緒 言
日本小児科学会により「MRI検査時の鎮静に関する共同提言」が,2013年5月に公表された同じ年の10月に,医療現場で実際に鎮静・鎮痛を行うことが多い小児科医を対象として,小児麻酔科医の中心的存在であった故堀本洋先生らの編著による『検査と処置のための鎮痛・鎮静』という書籍が中外医学社から発刊された.そして,2020年にその共同提言の改訂版が公表されたのを受け,この度,再び小児の鎮静・鎮痛に関する本書を同じ中外医学社から発刊できることは,大きな喜びであるが,同時に強く責任を感ぜずにはいられない.
この10年間,医療事故・医療訴訟,医療者と患者との関係,医療者の過重労働と医療安全,に加え,コロナ禍での医療など,日本の医療現場は大きな変革の時期を迎えている.残念ながら,この間にも,小児鎮静・鎮痛に関して不幸な結果を招いた事例も複数あったことから,小児医療においても医療事故,医療安全という言葉が広く一般に広まり,世の中の目は厳しくなり,医療安全のために医療機関では様々な対策がとられるようになった.同時に,医療安全のための医療機器の普及,新たな開発,そして,鎮静に対する診療報酬の改定など,医療を取り巻く社会全体も大きく動き始めている.
そこで本書は,これからの時代の大きな変化にも対応できるように,単なるマニュアルではなく,また,単なるアップデートではなく,現在までの鎮静・鎮痛の歴史を学んだうえで,小児科医として必要な解剖学,生理学,薬理学的知識の科学的根拠を持ち,実際に何を学べばいいのか,どのように学べばいいのかなど,鎮静・鎮痛に対するアプローチ方法を自らが考えられるような構成になっている.各種医療現場での実際の対応方法の詳細はもちろんのこと,鎮静・鎮痛の適応そのものを考える『鎮静に代わるもの』,『法的問題』,『診療報酬』など,鎮静・鎮痛を取り巻く様々なことを本書では学ぶことができる.

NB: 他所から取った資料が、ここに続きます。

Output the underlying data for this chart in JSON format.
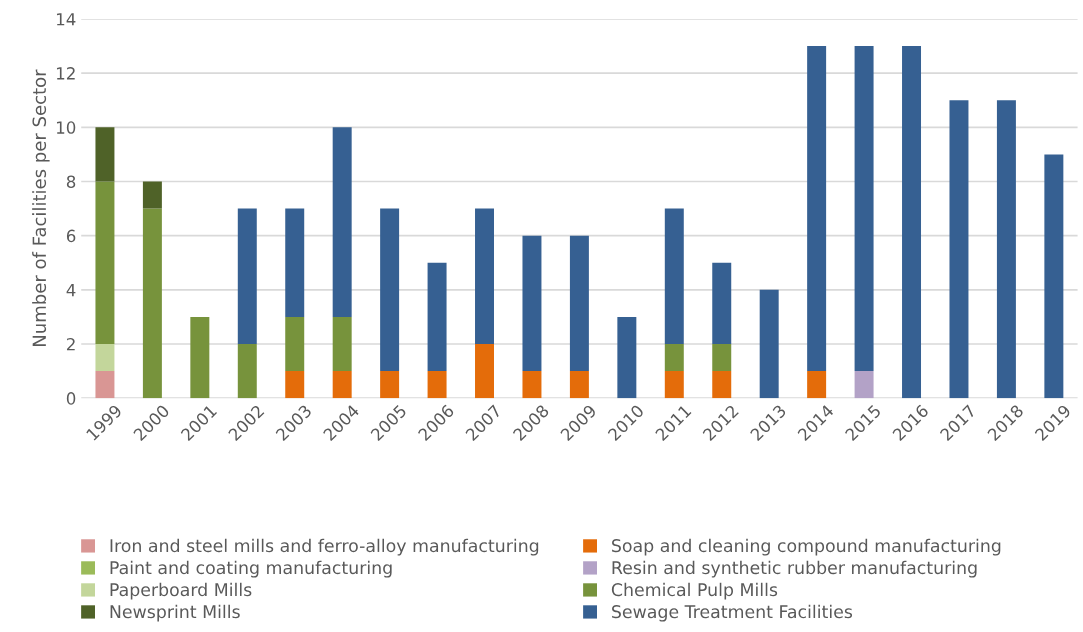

子どもの安全を守るためには,まず,子どもの安全を守る気持ちがなくては成り立たない.しかし,一方,気持ちだけではなく,しっかりとした知識と経験に基づいた適切な方法を学ぶことが不可欠である.繰り返しとなるが,本書を読むことで,鎮静・鎮痛を単にマニュアル通りに行うだけでなく,科学的な根拠に基づき現場で自ら考えることができ,あらゆる子ども達の鎮静・鎮痛に関して,何をすべきか,何をしてはいけないのか,などに気づくことができる.本書により,結果として鎮静・鎮痛を受けるすべての子ども達の安全が守られることを期待している.
最後に,忙しい中,本書のために数多くの時間を費やしてくれた著者の先生方,企画から著者の先生方との連絡,編集,校正に至るまで粘り強く支えてくれた中外医学社の企画部,編集部の皆様,特に上岡里織様に,心より感謝する.